THIBAULT MERCIER. On considère que le libéralisme est une doctrine politiquement neutre dont le principal but serait de défendre la liberté individuelle. Il me semble au contraire que le libéralisme est une sorte de religion, de monothéisme jaloux, porteur de son dogme intangible et qui ne supporte pas la critique ou la remise en question. Emmanuel Macron et son Gouvernement nous le prouvent régulièrement avec leur politique du « en même temps » qui permet de pratiquer des coupes claires aussi bien à droite qu’à gauche pour avoir les coudées franches au centre. (D’où l’erreur d’une partie de la droite – qui n’a pas vu qu’elle serait la prochaine sur la liste – ayant appelé à la dissolution de la NUPES après ses déclarations relatives aux événements du 7 octobre au Proche-Orient).
Doit-on pour autant jeter le bébé avec l’eau du bain ? Alain de Benoist dans un édito d’Éléments de juillet 2010 a pu dire qu’aucune doctrine n’était intégralement fausse et qu’il fallait notamment retenir du libéralisme l’idée de liberté, associée à celle de responsabilité. Cela étant dit, son livre, Au-delà des droits de l’Homme, significativement intitulé « Pour défendre les libertés », montre clairement que le libéralisme est loin d’être la seule doctrine permettant la promotion des libertés. C’est aussi mon point de vue. La rhétorique et la disputatio, qui impliquent une liberté d’expression et d’opinion prononcée, ne nous viennent-elles pas des Anciens, à des époques où le libéralisme n’avait pas encore été inventé ?
ÉLÉMENTS : Quel rôle accordez-vous à la féminisation accrue du corps judiciaire française dans la mise en place de ce « nouvel ordre totalitaire » de l’anti-discrimination (p. 33) ?
THIBAULT MERCIER. Plus qu’une féminisation, c’est une tyrannie de la faiblesse – pour reprendre l’expression de Paul-François Paoli – qui s’est développée dans le corps judiciaire, et dans la société en général. On valorise désormais la compassion et l’émotion au détriment de la raison et de la force. Ayant récusé l’ordre naturel des choses, y compris ses aspects tragiques, ses limites, ses fatalités, nous vivons dans un monde rempli d’individus pleurnicheurs, infantiles, envieux et plaintifs qui agissent en justice pour chaque pseudo-humiliation ou blessure de l’ego. À l’opposé de ces « valeurs » contemporaines infantilisantes, c’est plutôt le goût de l’orgueil et de l’honneur que nous devrions retrouver pour vivre en société sans se sentir oppressé, discriminé ou victimisé au moindre désagrément de l’âme.

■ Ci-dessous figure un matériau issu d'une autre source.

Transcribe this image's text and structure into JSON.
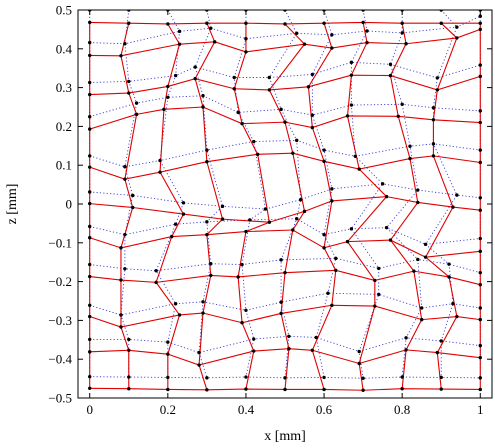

ÉLÉMENTS : Alors que les élections européennes approchent, quelles propositions concrètes pourraient être défendues au niveau de l’UE pour œuvrer au droit à l’identité de nos peuples autochtones ?
THIBAULT MERCIER. Je ne suis pas un spécialiste du droit de l’Union européenne. Quoi qu’il en soit je note que 2024 sera également le 50e anniversaire de l’adhésion de la France à la convention européenne de sauvegarde des droits de l’homme et des libertés fondamentales qui nous place sous la juridiction de la Cour européenne du même nom. Il serait utile de profiter de cette occasion pour faire le bilan critique de l’application en France d’un droit qui est devenu universaliste, rempli de moraline, et déconnecté de toutes considérations historiques et culturelles. Sans forcément sortir de la CEDH, il faut rappeler à ses juges qu’une nation doit pouvoir légitimement apporter des limites aux droits de l’homme, par exemple en pratiquant une préférence culturelle. Citons les exemples des maires de Florence et de Vérone en Italie qui ont décidé de prohiber les échoppes de kebab et les enseignes McDonald’s dans leur centre historique pour préserver la beauté architecturale et privilégier la cuisine italienne et les produits locaux. Comme ces maires, il est nécessaire de comprendre que la liberté, notamment économique, n’est pas absolue et qu’elle doit se voir opposer les limites, légitimes, des peuples qui défendent leur identité.